Sentencing considerations

  1. For the reasons already expressed I regard your offence as a serious offence of intentionally causing serious injury.  It is made worse by your long history of offending.  Ordinarily such an offence would call for a sentence sufficient to deter others from committing offences of the same or similar character and to deter you from offending again.  The fact that you were suffering from a serious psychiatric illness, albeit falling short of insanity, means that this is not an appropriate case for the promotion of general deterrence and reduces the moral culpability of your offence and the need for denunciation of your conduct[3]. But I consider that there still a need for specific deterrence. 

    [3]R v Tsiaras [1996] 2 VR 398 at p. 400

  1. Granted that your psychiatric condition may make it the more difficult to achieve deterrence, your criminal history is littered with lenient sentencing dispositions that have done nothing to assist you to realise the error of your ways.  Thus even after the change of heart which is said to have begun in July 2001 you re-offended again in 2002 in a fashion which it seems likely you knew to be wrong.  Given your history and recidivism, and despite your condition, I think that there is a need for you to be punished and to understand that you are being punished for what you have done.

  1. It is said on your behalf and I accept that you are truly remorseful for what you have done and that you are determined not to re-offend.  As Dr Walton put it in evidence, you are a man of mature years, and while you have a history of repeated failure to apply yourself consistently to proper treatment and rehabilitation, you have now achieved a sustained period of sobriety and have developed insight into the need for ongoing psychiatric treatment and, perhaps for the first time, a real insight into the fact that to this point you have wasted your life.  You are being well and appropriately treated under psychiatric supervision and so far as can be assessed your condition is for the time being in remission.  Your prognosis is now as favourable as it has been in your life to date.  I also take into account your plea of guilty as something that in itself warrants a discount on the sentence which it would otherwise be appropriate to impose and as further evidence of your remorse and wish to spare the Ristroms from the ordeal of a trial.

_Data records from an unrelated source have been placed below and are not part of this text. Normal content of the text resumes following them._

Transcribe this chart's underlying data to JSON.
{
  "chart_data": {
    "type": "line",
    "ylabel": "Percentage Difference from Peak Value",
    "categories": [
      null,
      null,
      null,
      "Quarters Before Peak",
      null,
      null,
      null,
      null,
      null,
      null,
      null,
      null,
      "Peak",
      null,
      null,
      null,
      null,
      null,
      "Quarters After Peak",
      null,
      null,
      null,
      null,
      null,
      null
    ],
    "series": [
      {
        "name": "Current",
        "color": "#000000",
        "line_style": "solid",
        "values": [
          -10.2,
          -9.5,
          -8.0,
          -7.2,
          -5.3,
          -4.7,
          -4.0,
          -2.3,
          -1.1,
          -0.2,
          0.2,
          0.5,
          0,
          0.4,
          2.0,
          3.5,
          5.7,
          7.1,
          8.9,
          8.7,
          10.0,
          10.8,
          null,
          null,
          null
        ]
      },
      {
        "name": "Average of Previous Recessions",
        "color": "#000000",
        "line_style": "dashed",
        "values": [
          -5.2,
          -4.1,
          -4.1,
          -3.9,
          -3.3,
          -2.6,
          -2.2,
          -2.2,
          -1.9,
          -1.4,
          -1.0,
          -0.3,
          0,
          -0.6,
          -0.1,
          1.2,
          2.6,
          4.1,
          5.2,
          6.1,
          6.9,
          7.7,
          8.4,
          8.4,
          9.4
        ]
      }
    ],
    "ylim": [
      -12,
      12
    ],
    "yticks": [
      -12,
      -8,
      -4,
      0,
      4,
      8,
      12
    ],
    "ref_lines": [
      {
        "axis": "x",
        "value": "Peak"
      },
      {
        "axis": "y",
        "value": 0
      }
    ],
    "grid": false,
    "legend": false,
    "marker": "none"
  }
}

  1. As against that, it remains that you have committed a serious offence which has severely affected the victim and his family and which as such calls for serious punishment[4].  Putting aside questions of condonation and general deterrence, which in the circumstances may be regarded as inapposite, it is necessary to impose a sentence sufficient to protect the community from you and to do what can be done to facilitate your rehabilitation.  In my judgment there is a need for you to remain in gaol under treatment for some considerable time.

    [4]cf. R v Lee , Unreported, VSCA, 21 August 1997 at pp. 8-9

  1. Bearing in mind the considerations to which the Sentencing Act 1991 directs attention, and in particular those which I have mentioned, I have concluded that you should be sentenced to a term of imprisonment of three and a half years and that you should serve not less than two of those years before becoming eligible for parole.

  1. In accordance with the submissions which were made on your behalf, I have endeavoured to see my way clear to an even shorter non-parole period.  I have taken into account your plea of guilty, the remorse which you have shown, your prognosis and the fact that you are supported and will continue to be supported by your mother and your good friend Jan Noreen Duncan.  But having listened to Dr Walton very carefully and considered his report at length, and mindful as I am of your history of relapses, I judge it necessary that there be a further sustained period of detention and treatment in detention before parole should be considered. 

Sentence

  1. Carl James Bendix, for the reasons which I have expressed, I sentence you to a term of imprisonment of three and a half years.  I fix a period of two years as the period you must serve before becoming eligible for parole.  I declare that the period to be reckoned as already served under the sentence is 356 days inclusive of today’s date and I direct that there be noted in the Court’s records the fact that the declaration has been made and its details.